Stripe raises $250m funding to fuel acceleration of its growth

– USA, CA –  Stripe, which builds economic infrastructure for the internet, is raising $250 million in additional funding—at a new pre-money valuation of $35 billion—from investors including General Catalyst, Sequoia, and Andreessen Horowitz, among others.

“Even now, in 2019, less than eight percent of commerce happens online,” said John Collison, President and Co-founder of Stripe. “We’re investing now to build the infrastructure that’ll power internet commerce in 2030 and beyond. If we get it right, we can help the internet fulfill its potential as an engine for global economic progress.”

Stripe will use the capital to accelerate its growth in three key areas: accelerating international expansion; growing its product suite; and extending its enterprise capabilities.

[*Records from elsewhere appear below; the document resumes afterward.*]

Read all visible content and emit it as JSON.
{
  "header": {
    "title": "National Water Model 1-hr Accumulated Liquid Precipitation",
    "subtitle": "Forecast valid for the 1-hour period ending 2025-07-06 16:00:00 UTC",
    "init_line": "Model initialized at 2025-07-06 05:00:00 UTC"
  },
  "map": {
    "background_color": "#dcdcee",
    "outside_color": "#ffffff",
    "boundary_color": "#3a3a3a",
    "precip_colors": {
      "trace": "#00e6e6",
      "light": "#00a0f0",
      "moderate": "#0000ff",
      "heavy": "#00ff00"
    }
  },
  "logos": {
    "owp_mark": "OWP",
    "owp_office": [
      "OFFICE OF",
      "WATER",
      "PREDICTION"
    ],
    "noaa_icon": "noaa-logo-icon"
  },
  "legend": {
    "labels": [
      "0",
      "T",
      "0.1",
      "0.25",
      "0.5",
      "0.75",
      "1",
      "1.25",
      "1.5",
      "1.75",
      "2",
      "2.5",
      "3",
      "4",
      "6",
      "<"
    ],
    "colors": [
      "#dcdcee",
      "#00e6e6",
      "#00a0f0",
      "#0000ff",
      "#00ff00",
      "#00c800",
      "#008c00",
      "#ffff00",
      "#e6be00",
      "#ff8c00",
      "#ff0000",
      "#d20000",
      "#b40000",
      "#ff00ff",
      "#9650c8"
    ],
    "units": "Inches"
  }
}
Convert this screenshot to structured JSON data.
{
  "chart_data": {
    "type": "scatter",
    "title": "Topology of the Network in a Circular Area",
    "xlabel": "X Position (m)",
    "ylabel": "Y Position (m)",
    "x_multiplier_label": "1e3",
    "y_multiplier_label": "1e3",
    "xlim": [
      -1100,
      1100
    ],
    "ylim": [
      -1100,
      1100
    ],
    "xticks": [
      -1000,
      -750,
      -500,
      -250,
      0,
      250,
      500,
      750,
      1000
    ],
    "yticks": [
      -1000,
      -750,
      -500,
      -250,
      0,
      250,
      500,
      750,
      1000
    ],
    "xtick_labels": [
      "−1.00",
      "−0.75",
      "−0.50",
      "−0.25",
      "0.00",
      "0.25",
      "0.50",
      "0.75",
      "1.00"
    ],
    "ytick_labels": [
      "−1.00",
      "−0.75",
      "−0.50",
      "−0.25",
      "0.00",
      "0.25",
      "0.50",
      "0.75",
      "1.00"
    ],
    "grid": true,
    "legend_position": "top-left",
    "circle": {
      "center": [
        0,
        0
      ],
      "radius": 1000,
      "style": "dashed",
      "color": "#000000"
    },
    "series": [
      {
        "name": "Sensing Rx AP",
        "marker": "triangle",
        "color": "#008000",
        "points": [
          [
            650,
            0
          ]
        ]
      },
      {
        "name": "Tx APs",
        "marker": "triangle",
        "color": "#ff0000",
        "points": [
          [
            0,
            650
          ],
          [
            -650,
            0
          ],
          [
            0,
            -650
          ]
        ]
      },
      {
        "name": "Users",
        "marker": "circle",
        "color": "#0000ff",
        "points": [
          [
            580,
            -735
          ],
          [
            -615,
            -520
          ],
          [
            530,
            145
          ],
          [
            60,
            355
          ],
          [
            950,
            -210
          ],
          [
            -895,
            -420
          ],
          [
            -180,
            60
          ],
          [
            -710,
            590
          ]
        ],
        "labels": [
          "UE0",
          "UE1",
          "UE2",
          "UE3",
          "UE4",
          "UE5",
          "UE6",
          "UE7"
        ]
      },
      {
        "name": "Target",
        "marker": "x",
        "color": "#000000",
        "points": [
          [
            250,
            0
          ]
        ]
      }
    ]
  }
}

With 5 out of 6 new internet users coming online from areas outside of North America and Western Europe, Stripe has invested heavily in expanding to new markets. Stripe recently launched in eight additional countries and will be expanding to more in the coming months; this will bring the total to 40 countries covering 70% of the global economy, with many more launches planned for 2020.

About Stripe

Stripe’s mission is to grow the GDP of the internet, making it easy for companies everywhere to start, run and scale their business.

Stripe processes hundreds of billions of dollars a year for millions of businesses worldwide, including now Wayfair, Twilio, GitHub, and The RealReal. Our user base is expanding to both ends of the spectrum: on one end, entrepreneurs continue to choose Stripe as the easiest way to start an internet business; and on the other, complex international enterprises are increasingly trusting Stripe with core payment processing. Serving both ends of the continuum ensures that Stripe provides the most powerful functionality to the youngest high-potential companies, while also providing the most forward-thinking technology to the largest and most established businesses.